É especialmente notável o papel que as pequenas 5 ilhas Molucas, juntamente com as minúsculas ilhas de Banda, tiveram no desenvolvimento comercial mundial. Não sei se é coisa maluca ou de ficar de cara à banda, mas o cravo e a noz-moscada ganharam estatuto de preciosidades superior a ouro... algo só com paralelo na Tulipomania!
Havia um mecanismo de produção, que fazia os saquinhos em Gilolo, e as panelas de barro em Pulo Cabale (Pulo seria nome para ilha, e Cabale para panela)... portanto temos um mecanismo de exportação que usava os indonésios (Jáos) para distribuir depois, ou pela China, ou pela Europa, pela rota da Seda até Veneza, antes do aparecimento português.

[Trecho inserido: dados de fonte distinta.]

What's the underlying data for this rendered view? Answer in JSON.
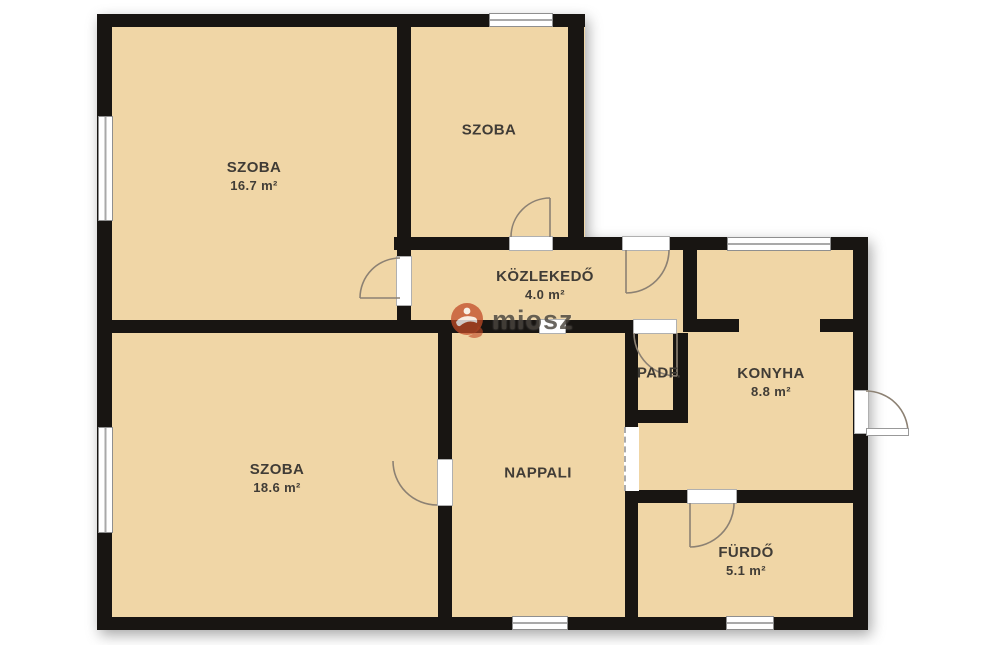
{
  "plan_title": "floor-plan",
  "watermark": {
    "text": "miosz",
    "logo_color": "#c14a26"
  },
  "palette": {
    "room_fill": "#f0d6a6",
    "wall": "#181512",
    "label_text": "#403c36",
    "window_frame": "#8f8f8f",
    "door_arc": "#8c8173",
    "watermark_orange": "#c14a26"
  },
  "rooms": [
    {
      "id": "szoba-1",
      "name": "SZOBA",
      "area": "16.7 m²"
    },
    {
      "id": "szoba-2",
      "name": "SZOBA",
      "area": ""
    },
    {
      "id": "kozlekedo",
      "name": "KÖZLEKEDŐ",
      "area": "4.0 m²"
    },
    {
      "id": "padf",
      "name": "PADF.",
      "area": ""
    },
    {
      "id": "konyha",
      "name": "KONYHA",
      "area": "8.8 m²"
    },
    {
      "id": "nappali",
      "name": "NAPPALI",
      "area": ""
    },
    {
      "id": "szoba-3",
      "name": "SZOBA",
      "area": "18.6 m²"
    },
    {
      "id": "furdo",
      "name": "FÜRDŐ",
      "area": "5.1 m²"
    }
  ]
}
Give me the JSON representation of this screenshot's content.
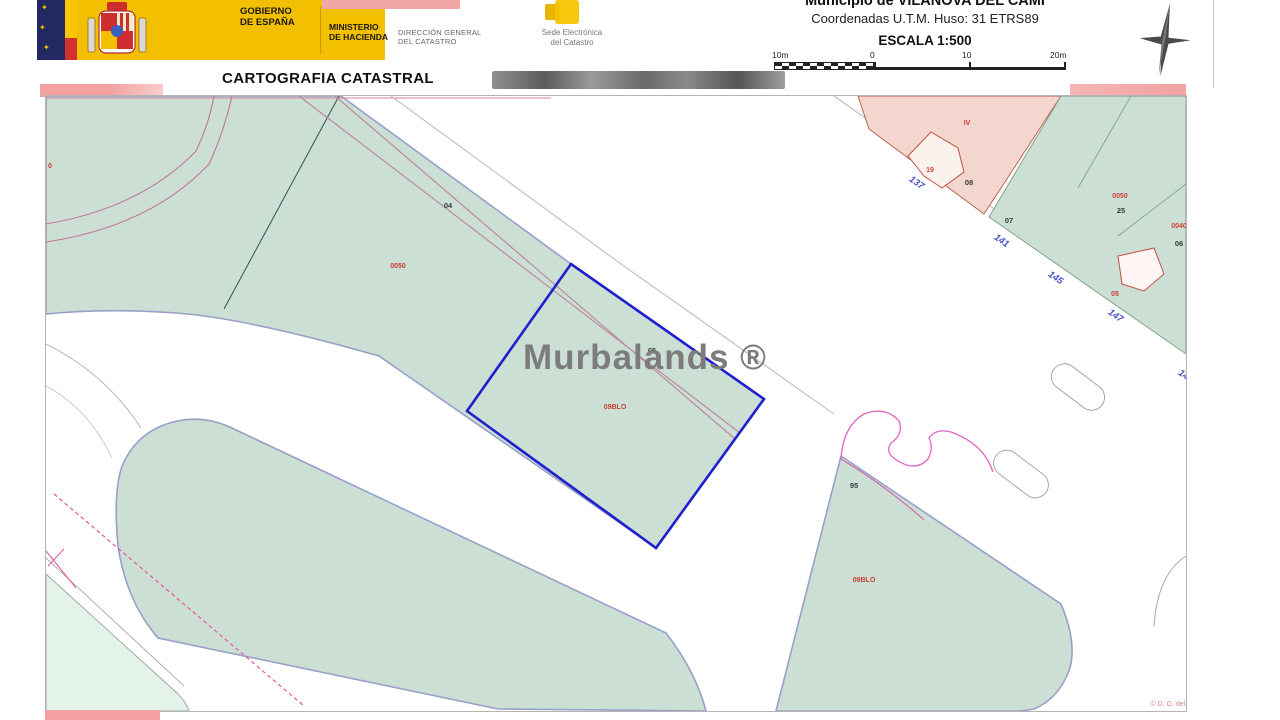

Bom, e onde estavam situadas estas ilhas especializadas em comércio global?
Exactamente na zona da Oceania ao lado de uma Papua - Nova Guiné ou de uma Austrália, em que ao contrário, os seus habitantes viviam praticamente como no Neolítico. Algo que só ali teria mudado, de acordo com João de Barros, devido à presença chinesa nas Molucas, e provavelmente em toda a zona marítima oriental ao tempo de Zheng He.

Quando os portugueses ali chegam começa novo período de restrições nas descobertas.
Esta difícil conquista das Molucas é levada por António Galvão, de que já aqui falámos... e que depois cairá em desgraça, quando regressado à corte lisboeta, sempre pronta a cortes.
De novo coloca-se a questão de Tordesilhas pelo anti-meridiano, e se algo poderia justificar inicialmente um encobrimento, a presença espanhola naquelas ilhas da Melanésia também irá acontecer após a viagem de Magalhães, numa partilha entre o imperador Carlos V e D. João III.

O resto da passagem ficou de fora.